Na Esplanada dos Ministérios deve ser montada uma grade para separar manifestantes pró e contra o impeachment. Segundo a Secretaria da Segurança Pública do Distrito Federal, haverá reforço no policiamento.
Rito
Os procedimentos da sessão foram acertados na última quinta-feira (4) em reunião entre Lewandowski, o presidente do Senado, Renan Calheiros, líderes partidários e membros da Comissão do Impeachment. O primeiro a falar será o relator do processo, senador Antonio Anastasia (PSDB-MG), que terá 30 minutos para apresentar o relatório que foi referendado pela comissão.
Depois disso, os demais 80 senadores terão direito a falar por até 10 minutos cada um. A acusação e a defesa falarão por último, sendo reservados 30 minutos para cada parte. A votação acontece na sequência.
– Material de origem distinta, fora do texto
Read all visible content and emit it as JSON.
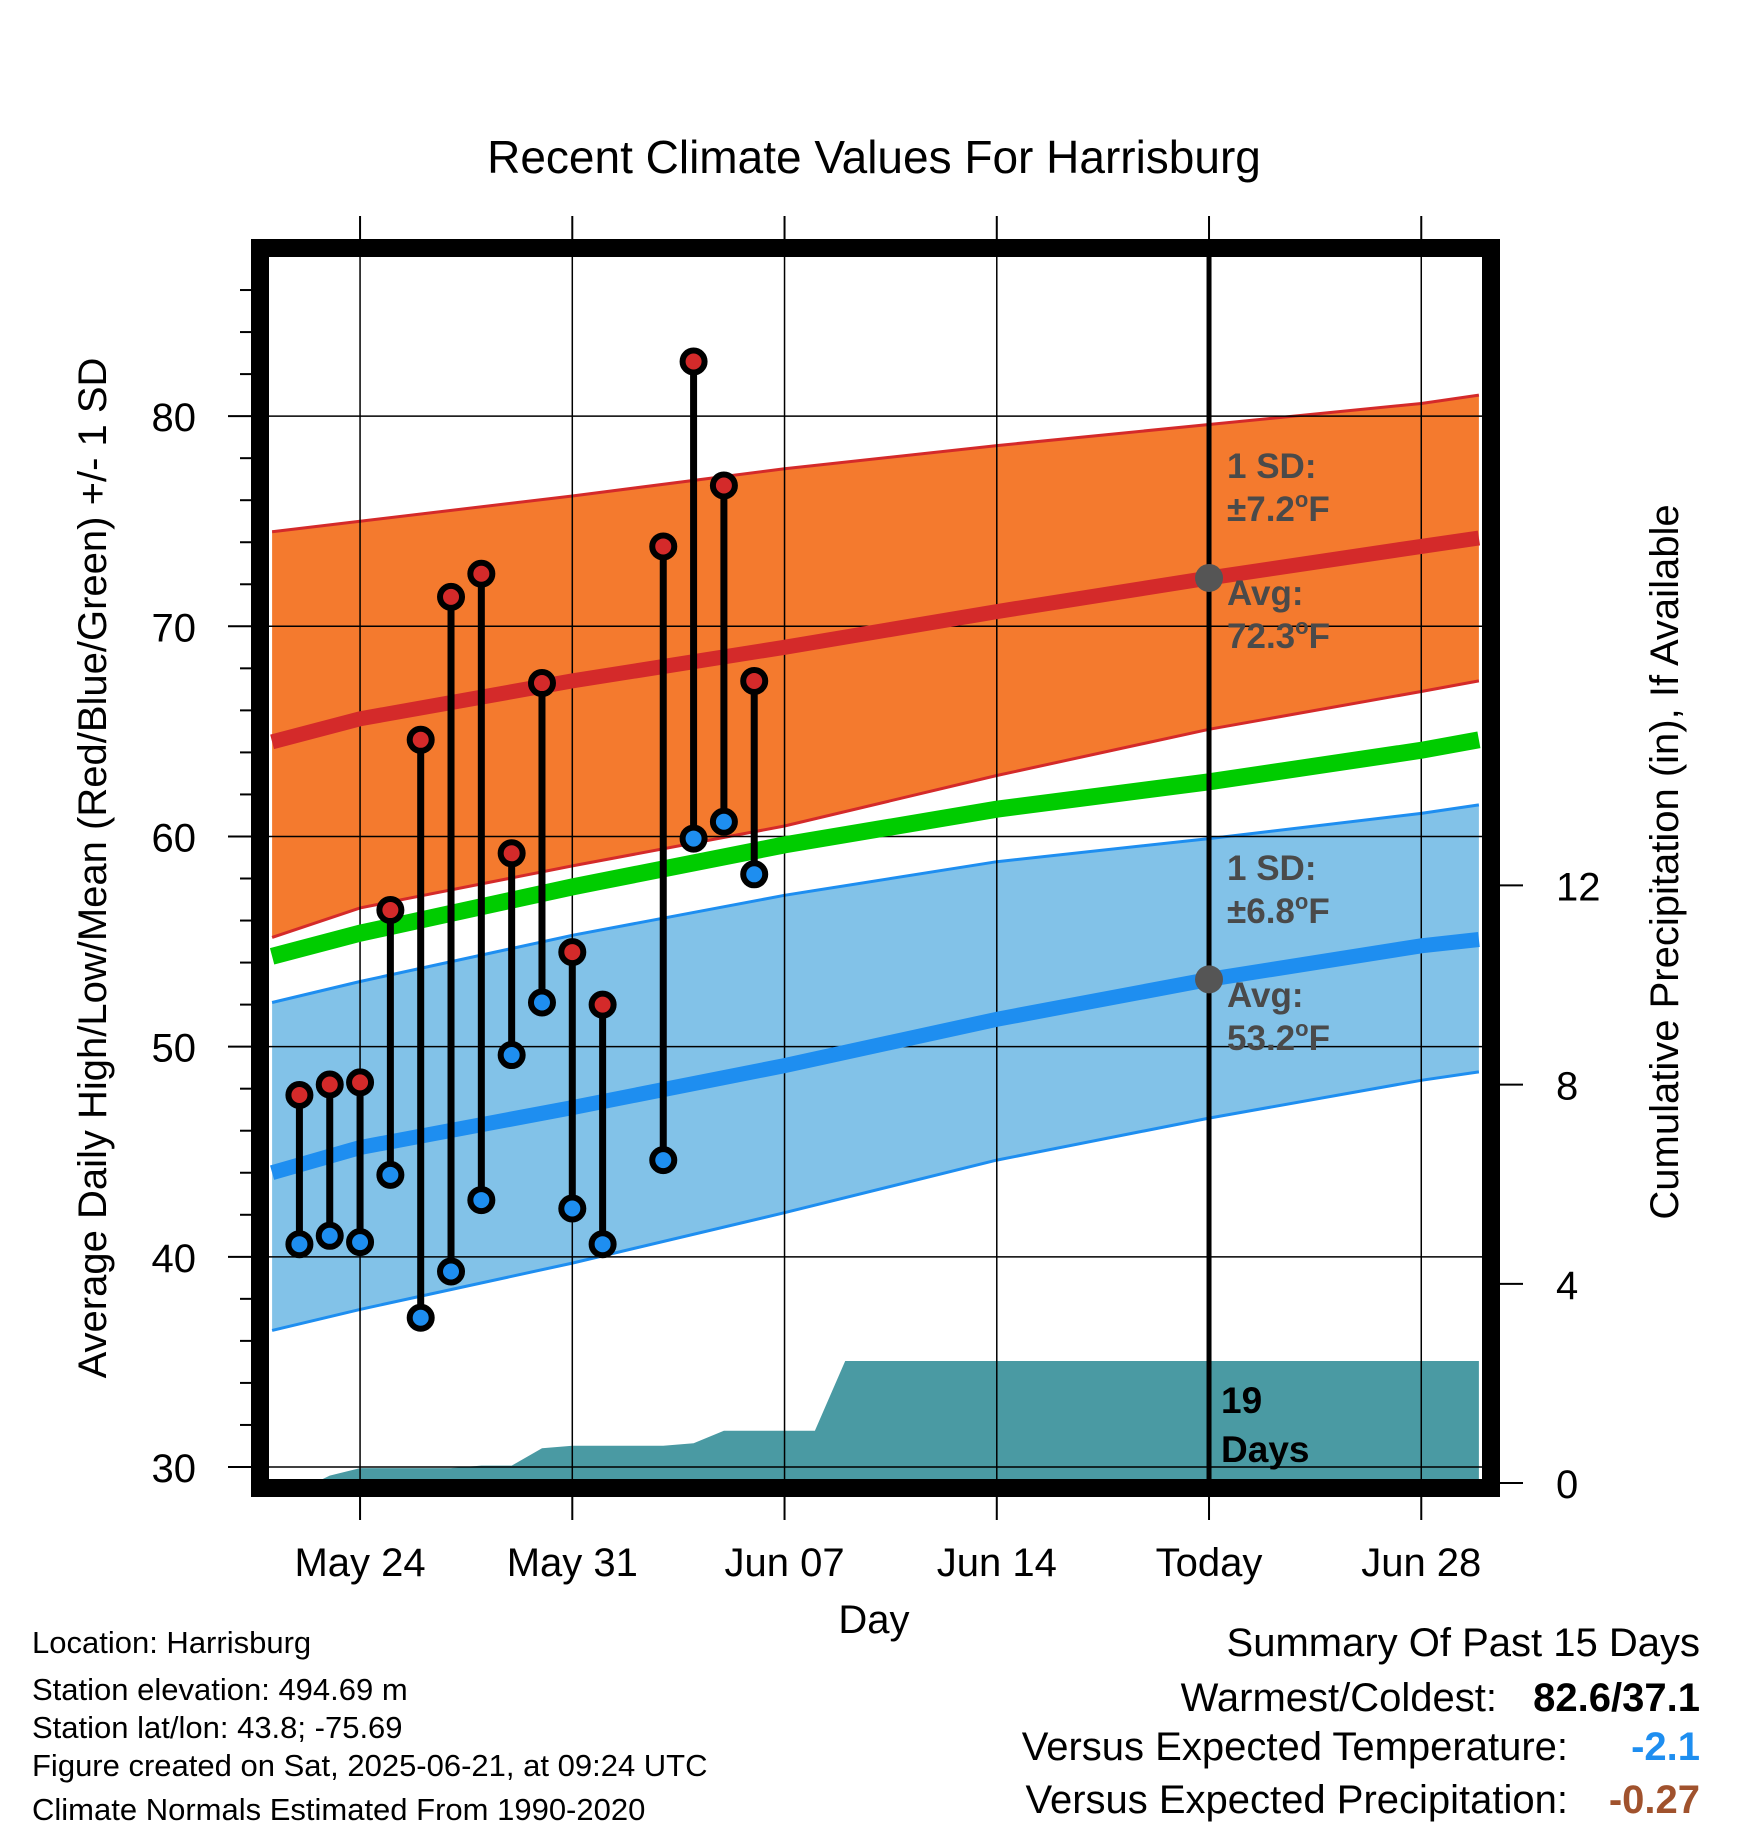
{
  "chart_data": {
    "type": "line",
    "title": "Recent Climate Values For Harrisburg",
    "xlabel": "Day",
    "ylabel": "Average Daily High/Low/Mean (Red/Blue/Green) +/- 1 SD",
    "y2label": "Cumulative Precipitation (in), If Available",
    "xlim": [
      -3.3,
      37.3
    ],
    "ylim": [
      29,
      88
    ],
    "y2lim": [
      -0.1,
      24.8
    ],
    "x_ticks": [
      {
        "x": 0,
        "label": "May 24"
      },
      {
        "x": 7,
        "label": "May 31"
      },
      {
        "x": 14,
        "label": "Jun 07"
      },
      {
        "x": 21,
        "label": "Jun 14"
      },
      {
        "x": 28,
        "label": "Today"
      },
      {
        "x": 35,
        "label": "Jun 28"
      }
    ],
    "y_ticks": [
      30,
      40,
      50,
      60,
      70,
      80
    ],
    "y2_ticks": [
      0,
      4,
      8,
      12
    ],
    "grid": true,
    "today_x": 28,
    "normals_x": [
      -2.9,
      0,
      7,
      14,
      21,
      28,
      35,
      36.9
    ],
    "normal_high": [
      64.5,
      65.6,
      67.4,
      69.0,
      70.7,
      72.3,
      73.8,
      74.2
    ],
    "normal_high_upper": [
      74.5,
      75.0,
      76.2,
      77.5,
      78.6,
      79.6,
      80.6,
      81.0
    ],
    "normal_high_lower": [
      55.2,
      56.6,
      58.6,
      60.5,
      62.9,
      65.1,
      66.9,
      67.4
    ],
    "normal_mean": [
      54.3,
      55.4,
      57.6,
      59.6,
      61.3,
      62.6,
      64.1,
      64.6
    ],
    "normal_low": [
      44.0,
      45.2,
      47.1,
      49.1,
      51.3,
      53.2,
      54.8,
      55.1
    ],
    "normal_low_upper": [
      52.1,
      53.1,
      55.3,
      57.2,
      58.8,
      59.9,
      61.1,
      61.5
    ],
    "normal_low_lower": [
      36.5,
      37.5,
      39.7,
      42.1,
      44.6,
      46.6,
      48.4,
      48.8
    ],
    "daily_x": [
      -2,
      -1,
      0,
      1,
      2,
      3,
      4,
      5,
      6,
      7,
      8,
      10,
      11,
      12,
      13
    ],
    "daily_high": [
      47.7,
      48.2,
      48.3,
      56.5,
      64.6,
      71.4,
      72.5,
      59.2,
      67.3,
      54.5,
      52.0,
      73.8,
      82.6,
      76.7,
      67.4
    ],
    "daily_low": [
      40.6,
      41.0,
      40.7,
      43.9,
      37.1,
      39.3,
      42.7,
      49.6,
      52.1,
      42.3,
      40.6,
      44.6,
      59.9,
      60.7,
      58.2
    ],
    "precip_x": [
      -2.9,
      -1.5,
      -1,
      0,
      1,
      2,
      3,
      4,
      5,
      6,
      7,
      8,
      10,
      11,
      12,
      13,
      14,
      15,
      16,
      20,
      28,
      36.9
    ],
    "precip": [
      0.0,
      0.0,
      0.15,
      0.3,
      0.3,
      0.3,
      0.3,
      0.35,
      0.35,
      0.7,
      0.75,
      0.75,
      0.75,
      0.8,
      1.05,
      1.05,
      1.05,
      1.05,
      2.45,
      2.45,
      2.45,
      2.45
    ],
    "annotations": {
      "high_sd_label": "1 SD:",
      "high_sd_value": "±7.2",
      "high_avg_label": "Avg:",
      "high_avg_value": "72.3",
      "low_sd_label": "1 SD:",
      "low_sd_value": "±6.8",
      "low_avg_label": "Avg:",
      "low_avg_value": "53.2",
      "degree_unit": "F",
      "precip_days_number": "19",
      "precip_days_word": "Days"
    },
    "colors": {
      "high_band": "#f47a2e",
      "high_line": "#d42a2a",
      "low_band": "#82c2e8",
      "low_line": "#1e8ef0",
      "mean_line": "#00cc00",
      "precip": "#4a9aa3",
      "high_marker": "#d42a2a",
      "low_marker": "#1e8ef0",
      "annotation_text": "#4a4a4a"
    }
  },
  "footer": {
    "location": "Location: Harrisburg",
    "elevation": "Station elevation: 494.69 m",
    "latlon": "Station lat/lon: 43.8; -75.69",
    "created": "Figure created on Sat, 2025-06-21, at 09:24 UTC",
    "normals": "Climate Normals Estimated From 1990-2020"
  },
  "summary": {
    "title": "Summary Of Past 15 Days",
    "warm_cold_label": "Warmest/Coldest:",
    "warm_cold_value": "82.6/37.1",
    "temp_label": "Versus Expected Temperature:",
    "temp_value": "-2.1",
    "temp_color": "#1e8ef0",
    "precip_label": "Versus Expected Precipitation:",
    "precip_value": "-0.27",
    "precip_color": "#a0522d"
  }
}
Como a denúncia é composta por quatro fatos (três decretos de créditos suplementares e as “pedaladas fiscais”), os senadores poderão apresentar requerimentos para votar quaisquer deles separadamente.
A decisão que os senadores deverão tomar é se as provas apresentadas contra a presidente afastada são relevantes e substanciais e, portanto, se a denúncia é pertinente e se Dilma Rousseff deve ir a julgamento — nesta fase do impeachment ainda não se delibera sobre o mérito das acusações. A votação será nominal e aberta, registrada no painel eletrônico.
Devido à perspectiva do prolongamento da sessão, estão programados dois intervalos de uma hora, às 13h e às 18h. A partir daí, e passadas mais quatro horas, os trabalhos poderão ser interrompidos por uma hora, conforme a necessidade, ou a qualquer tempo, por prazo razoável, a juízo do presidente.
Senado
A rotina de funcionamento do prédio do Senado sofrerá alterações nos dias 9 e 10 em função da sessão. A entrada será permitido apenas para servidores da Casa e profissionais de imprensa credenciados.
O plenário, o Salão Azul, o Salão Negro e o Salão Nobre serão isolados, com acesso liberado apenas para portadores de credencial específica para essas áreas. Não haverá visitação do público nesses dois dias.
Parte do estacionamento do Anexo I estará reservada para veículos de imprensa. Os outros estacionamentos do Senado estarão, a princípio, abertos normalmente, mas o acesso a eles ainda poderá ser modificado caso haja alguma alteração no trânsito determinada pelo governo do Distrito Federal.